Confusion Matrix Insights
Examining the confusion matrix reveals an interesting pattern.
The model performs reasonably well distinguishing between Response A and Response B. Many of these examples are classified correctly. However, ties are significantly harder to predict.
For cases where the true label was a tie, the model predicted:
- A win: 1157
- B win: 1067
- Tie: 1328
- This means the model correctly identifies a tie, the mo
This means the model correctly identifies a tie about 37% of the time. The result is not surprising. A tie often presents ambiguous cases where both responses are similarly good, making them harder for the model to distinguish.
Classification Metrics
Performance by class:
Response A
- Precision: 0.4776
- Recall: 0.5472
- F1: 0.5212
Response B
- Precision: 0.5008
- Recall: 0.5299
- F1: 0.5150
Tie
- Precision: 0.4542
- Recall: 0.3739
- F1: 0.4101
As expected, performance on the tie class is noticeably weaker, reflecting the ambiguity of these examples.
Another interesting observation is that the model’s average top predicted probability was only 47.3%. This suggests that many examples were inherently uncertain rather than easy high-confidence decisions.
Feature importance
Looking at feature importance provides insight into what signals the model relied on most.
Top numeric features
- Character difference
- Sentence Difference
- Character Ratio
- Average word length difference
- Prompt words
- Chatbot b lines
- Word difference
- Chatbot a average word length
- Prompt overlap difference
- Chatbot a lines
The most important features were related to response-length and structure, illustrating that these influence human preferences the most.
Importance by Feature Group
Breaking down importance by feature category:
- A-B difference in TF-IDF: 40.9%
- Pair_b TF-IDF: 26.8%
- Pair_a TF-IDF: 26.1%
- Numeric 6.2%
This supports the feature design where comparing the two responses directly brings the most value than looking at each response independently.
What the Model Learned From Text
Looking at the most influential TF-IDF terms provides additional insight. Some of the top terms included: “provide”, “cannot, “an ai”, “sorry”, “apologize”, “appropriate”. These terms suggest the model learned stylistic patterns associated with helpfulness or refusal behavior. Apology-heavy responses may appear in refusals and words like “provide” may correlate with more helpful responses.
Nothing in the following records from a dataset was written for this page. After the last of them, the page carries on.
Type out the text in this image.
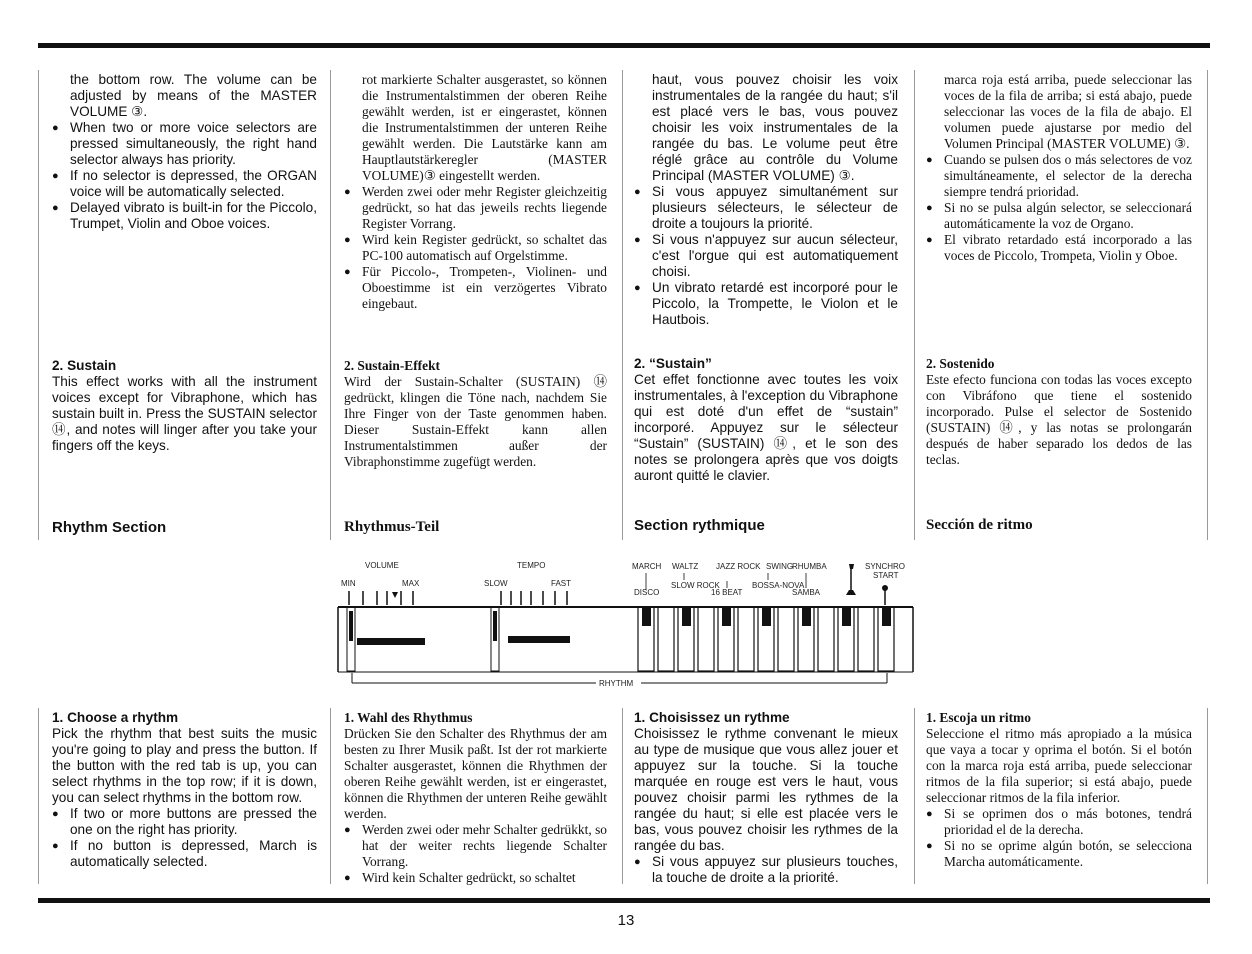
the bottom row. The volume can be adjusted by means of the MASTER VOLUME ③.

● When two or more voice selectors are pressed simultaneously, the right hand selector always has priority.

● If no selector is depressed, the ORGAN voice will be automatically selected.

● Delayed vibrato is built-in for the Piccolo, Trumpet, Violin and Oboe voices.

rot markierte Schalter ausgerastet, so können die Instrumentalstimmen der oberen Reihe gewählt werden, ist er eingerastet, können die Instrumentalstimmen der unteren Reihe gewählt werden. Die Lautstärke kann am Hauptlautstärkeregler (MASTER VOLUME)③ eingestellt werden.

● Werden zwei oder mehr Register gleichzeitig gedrückt, so hat das jeweils rechts liegende Register Vorrang.

● Wird kein Register gedrückt, so schaltet das PC-100 automatisch auf Orgelstimme.

● Für Piccolo-, Trompeten-, Violinen- und Oboestimme ist ein verzögertes Vibrato eingebaut.

haut, vous pouvez choisir les voix instrumentales de la rangée du haut; s'il est placé vers le bas, vous pouvez choisir les voix instrumentales de la rangée du bas. Le volume peut être réglé grâce au contrôle du Volume Principal (MASTER VOLUME) ③.

● Si vous appuyez simultanément sur plusieurs sélecteurs, le sélecteur de droite a toujours la priorité.

● Si vous n'appuyez sur aucun sélecteur, c'est l'orgue qui est automatiquement choisi.

● Un vibrato retardé est incorporé pour le Piccolo, la Trompette, le Violon et le Hautbois.

marca roja está arriba, puede seleccionar las voces de la fila de arriba; si está abajo, puede seleccionar las voces de la fila de abajo. El volumen puede ajustarse por medio del Volumen Principal (MASTER VOLUME) ③.

● Cuando se pulsen dos o más selectores de voz simultáneamente, el selector de la derecha siempre tendrá prioridad.

● Si no se pulsa algún selector, se seleccionará automáticamente la voz de Organo.

● El vibrato retardado está incorporado a las voces de Piccolo, Trompeta, Violin y Oboe.

2. Sustain

This effect works with all the instrument voices except for Vibraphone, which has sustain built in. Press the SUSTAIN selector ⑭, and notes will linger after you take your fingers off the keys.

2. Sustain-Effekt

Wird der Sustain-Schalter (SUSTAIN) ⑭ gedrückt, klingen die Töne nach, nachdem Sie Ihre Finger von der Taste genommen haben. Dieser Sustain-Effekt kann allen Instrumentalstimmen außer der Vibraphonstimme zugefügt werden.

2. “Sustain”

Cet effet fonctionne avec toutes les voix instrumentales, à l'exception du Vibraphone qui est doté d'un effet de “sustain” incorporé. Appuyez sur le sélecteur “Sustain” (SUSTAIN) ⑭, et le son des notes se prolongera après que vos doigts auront quitté le clavier.

2. Sostenido

Este efecto funciona con todas las voces excepto con Vibráfono que tiene el sostenido incorporado. Pulse el selector de Sostenido (SUSTAIN) ⑭, y las notas se prolongarán después de haber separado los dedos de las teclas.

Rhythm Section	Rhythmus-Teil	Section rythmique	Sección de ritmo
VOLUME
MIN	MAX
TEMPO
SLOW	FAST
MARCH WALTZ JAZZ ROCK SWING
RHUMBA
DISCO
SLOW ROCK
16 BEAT
BOSSA-NOVA
SAMBA
SYNCHRO
START
RHYTHM

1. Choose a rhythm

Pick the rhythm that best suits the music you're going to play and press the button. If the button with the red tab is up, you can select rhythms in the top row; if it is down, you can select rhythms in the bottom row.

● If two or more buttons are pressed the one on the right has priority.

● If no button is depressed, March is automatically selected.

1. Wahl des Rhythmus

Drücken Sie den Schalter des Rhythmus der am besten zu Ihrer Musik paßt. Ist der rot markierte Schalter ausgerastet, können die Rhythmen der oberen Reihe gewählt werden, ist er eingerastet, können die Rhythmen der unteren Reihe gewählt werden.

● Werden zwei oder mehr Schalter gedrükkt, so hat der weiter rechts liegende Schalter Vorrang.

● Wird kein Schalter gedrückt, so schaltet

1. Choisissez un rythme

Choisissez le rythme convenant le mieux au type de musique que vous allez jouer et appuyez sur la touche. Si la touche marquée en rouge est vers le haut, vous pouvez choisir parmi les rythmes de la rangée du haut; si elle est placée vers le bas, vous pouvez choisir les rythmes de la rangée du bas.

● Si vous appuyez sur plusieurs touches, la touche de droite a la priorité.

1. Escoja un ritmo

Seleccione el ritmo más apropiado a la música que vaya a tocar y oprima el botón. Si el botón con la marca roja está arriba, puede seleccionar ritmos de la fila superior; si está abajo, puede seleccionar ritmos de la fila inferior.

● Si se oprimen dos o más botones, tendrá prioridad el de la derecha.

● Si no se oprime algún botón, se selecciona Marcha automáticamente.

13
These patterns indicate that the model is picking up on stylistic cues that influence human preferences.
Training on the Full Dataset
After validating the model, I retrained it on the entire training dataset. Using all available labeled examples allows the model to learn from the full set of patterns before generating predictions for the competition test set. The final model outputs probabilities for each of the three possible outcomes: Response A wins, Response B wins, Tie. Submission example is shown below:

Final Result
My final submission achieved a log-loss score of 1.02, placing 26th out of 213 submissions at the time of writing. Not bad!
Because the evaluation metric is a multi-class log-loss, the model is rewarded for assigning high probability to the correct outcome rather than simply predicting the correct label.
For reference, a random model predicting equal possibilities (0.33, 0.33, 0.33) would achieve a log-loss of 1.10, so a score of 1.02 indicates the model is learning meaningful patterns from the data.
Key Takeaways
- Comparing the two responses directly was the most valuable signal.
- Structural features also mattered.
- Tie cases are inherently difficult
- Human preference is subjective.
This was my first Kaggle competition, and it was a great opportunity to experiment with feature engineering, text representations, and gradient boosting models.